Diante da paralisia de quase um ano em relação ao retorno dos trabalhadores à instituição, o governo afirma que as necessidades básicas do arquivo estão garantidas com o fornecimento de água, luz e bombeiros e o retorno de alguns poucos servidores. 

Segundo a ABPA, o que o governo parece ignorar é que nenhum arquivo ou cinemateca garante o seu funcionamento básico sem a presença de funcionários qualificados. O que persiste com tais afirmações é o desconhecimento do trabalho envolvido no processo de preservação audiovisual. 

O intuito de dar voz a esses profissionais é justamente mostrar que o trabalho de preservação do audiovisual é um esforço permanente e que requer  apoio não só do governo, como também dos setores privados. 

Início do trabalho na Cinemateca 

Lila Foster, iniciou a transmissão mencionando uma definição de um arquivista audiovisual internacional, o Ray Edmondson, autor do livro Arquivística audiovisual: filosofia e princípios. 

Segundo o autor, a preservação é a totalidade de operações necessárias para assegurar o acesso permanente a documentos audiovisuais no maior grau de sua integridade, ela pode englobar um grande número de procedimentos, princípios, atitudes, equipamentos e atividades. 

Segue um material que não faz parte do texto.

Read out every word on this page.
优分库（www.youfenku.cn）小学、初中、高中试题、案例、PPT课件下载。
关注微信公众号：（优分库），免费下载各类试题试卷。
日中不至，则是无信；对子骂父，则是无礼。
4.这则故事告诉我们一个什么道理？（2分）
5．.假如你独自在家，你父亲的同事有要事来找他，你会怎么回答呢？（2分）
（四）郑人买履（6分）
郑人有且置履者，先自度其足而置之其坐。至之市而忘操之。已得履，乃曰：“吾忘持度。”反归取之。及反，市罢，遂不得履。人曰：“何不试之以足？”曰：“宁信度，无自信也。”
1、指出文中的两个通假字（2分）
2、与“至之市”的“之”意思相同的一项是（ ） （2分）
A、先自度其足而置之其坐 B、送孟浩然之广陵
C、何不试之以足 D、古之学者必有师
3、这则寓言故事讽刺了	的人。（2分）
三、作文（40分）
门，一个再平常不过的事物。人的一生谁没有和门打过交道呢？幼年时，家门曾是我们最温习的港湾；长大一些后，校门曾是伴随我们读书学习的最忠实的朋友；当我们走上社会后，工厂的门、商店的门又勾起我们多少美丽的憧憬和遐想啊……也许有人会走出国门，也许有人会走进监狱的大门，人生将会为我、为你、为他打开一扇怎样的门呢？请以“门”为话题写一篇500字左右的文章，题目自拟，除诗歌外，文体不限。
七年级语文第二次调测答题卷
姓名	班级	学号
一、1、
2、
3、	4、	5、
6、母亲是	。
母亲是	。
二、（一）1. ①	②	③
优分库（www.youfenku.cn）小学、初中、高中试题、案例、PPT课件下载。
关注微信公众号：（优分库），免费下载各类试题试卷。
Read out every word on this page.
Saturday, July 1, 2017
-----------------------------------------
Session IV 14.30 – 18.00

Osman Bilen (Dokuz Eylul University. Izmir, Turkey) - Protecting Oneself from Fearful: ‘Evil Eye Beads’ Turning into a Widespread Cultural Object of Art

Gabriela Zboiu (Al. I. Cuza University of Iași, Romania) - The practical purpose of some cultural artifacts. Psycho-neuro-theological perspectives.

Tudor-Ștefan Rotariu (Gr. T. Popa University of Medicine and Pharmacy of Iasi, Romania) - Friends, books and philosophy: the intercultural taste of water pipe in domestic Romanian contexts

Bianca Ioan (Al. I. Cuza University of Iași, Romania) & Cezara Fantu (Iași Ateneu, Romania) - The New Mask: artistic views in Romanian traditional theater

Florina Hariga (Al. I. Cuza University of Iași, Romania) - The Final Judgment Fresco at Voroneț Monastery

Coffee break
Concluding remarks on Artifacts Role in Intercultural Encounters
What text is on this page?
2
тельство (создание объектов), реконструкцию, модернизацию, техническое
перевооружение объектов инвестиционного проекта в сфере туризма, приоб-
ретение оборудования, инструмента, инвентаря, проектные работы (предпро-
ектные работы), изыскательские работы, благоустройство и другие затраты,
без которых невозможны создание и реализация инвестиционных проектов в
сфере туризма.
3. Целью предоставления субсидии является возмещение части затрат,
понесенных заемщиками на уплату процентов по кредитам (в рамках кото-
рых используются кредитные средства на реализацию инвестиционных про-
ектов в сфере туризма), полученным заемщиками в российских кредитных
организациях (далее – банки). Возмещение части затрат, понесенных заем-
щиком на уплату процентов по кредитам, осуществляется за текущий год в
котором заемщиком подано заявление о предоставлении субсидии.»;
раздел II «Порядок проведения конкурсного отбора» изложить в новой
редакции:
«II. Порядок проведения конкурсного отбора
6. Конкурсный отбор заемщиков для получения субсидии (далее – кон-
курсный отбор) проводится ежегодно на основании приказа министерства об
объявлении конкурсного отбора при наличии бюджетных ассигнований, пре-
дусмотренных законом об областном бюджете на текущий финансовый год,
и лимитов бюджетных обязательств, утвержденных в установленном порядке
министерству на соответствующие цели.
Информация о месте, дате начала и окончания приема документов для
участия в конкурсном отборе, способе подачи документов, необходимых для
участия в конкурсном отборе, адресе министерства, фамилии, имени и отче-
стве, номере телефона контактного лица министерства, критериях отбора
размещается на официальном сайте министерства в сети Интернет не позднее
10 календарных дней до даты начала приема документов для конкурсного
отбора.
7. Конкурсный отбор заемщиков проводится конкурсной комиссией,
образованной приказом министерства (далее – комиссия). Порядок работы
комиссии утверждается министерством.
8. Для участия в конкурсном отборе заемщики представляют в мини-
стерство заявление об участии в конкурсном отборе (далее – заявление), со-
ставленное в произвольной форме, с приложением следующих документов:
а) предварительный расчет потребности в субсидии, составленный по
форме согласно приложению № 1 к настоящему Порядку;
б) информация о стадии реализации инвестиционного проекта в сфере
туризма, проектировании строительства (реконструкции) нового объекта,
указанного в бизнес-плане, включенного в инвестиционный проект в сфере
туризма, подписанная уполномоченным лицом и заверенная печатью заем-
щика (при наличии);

"A preservação engloba a preservação e restauração de suportes, a reconstituição de versões originais, copiagem e processamento, digitalização, manutenção dos suportes em condições adequadas, de armazenamento a recriação ou emulação de procedimentos técnicos obsoletos e de equipamentos e de condições de apresentação, a pesquisa e a coleta de informação e catalogação para levar o bom termo dessas atividades?
Ray Edmondson


Lila completou dizendo que nunca se termina de preservar uma obra e que no melhor das hipóteses ela está em processo de preservação. 

Após esta introdução, a diretora cedeu a palavra ao especialista em preservação do audiovisual, Carlos Roberto de Souza, que trabalha na Cinemateca Brasileira desde 1975. Graduado em Cinema Escola de Comunicações e Artes da Universidade de São Paulo (1972), mestrado em Artes pela USP (1979) e doutorado em Ciências da Comunicação pela USP (2009) com a tese "A Cinemateca Brasileira e a Preservação de Filmes no Brasil? ele contou como começou os trabalhos no arquivo. 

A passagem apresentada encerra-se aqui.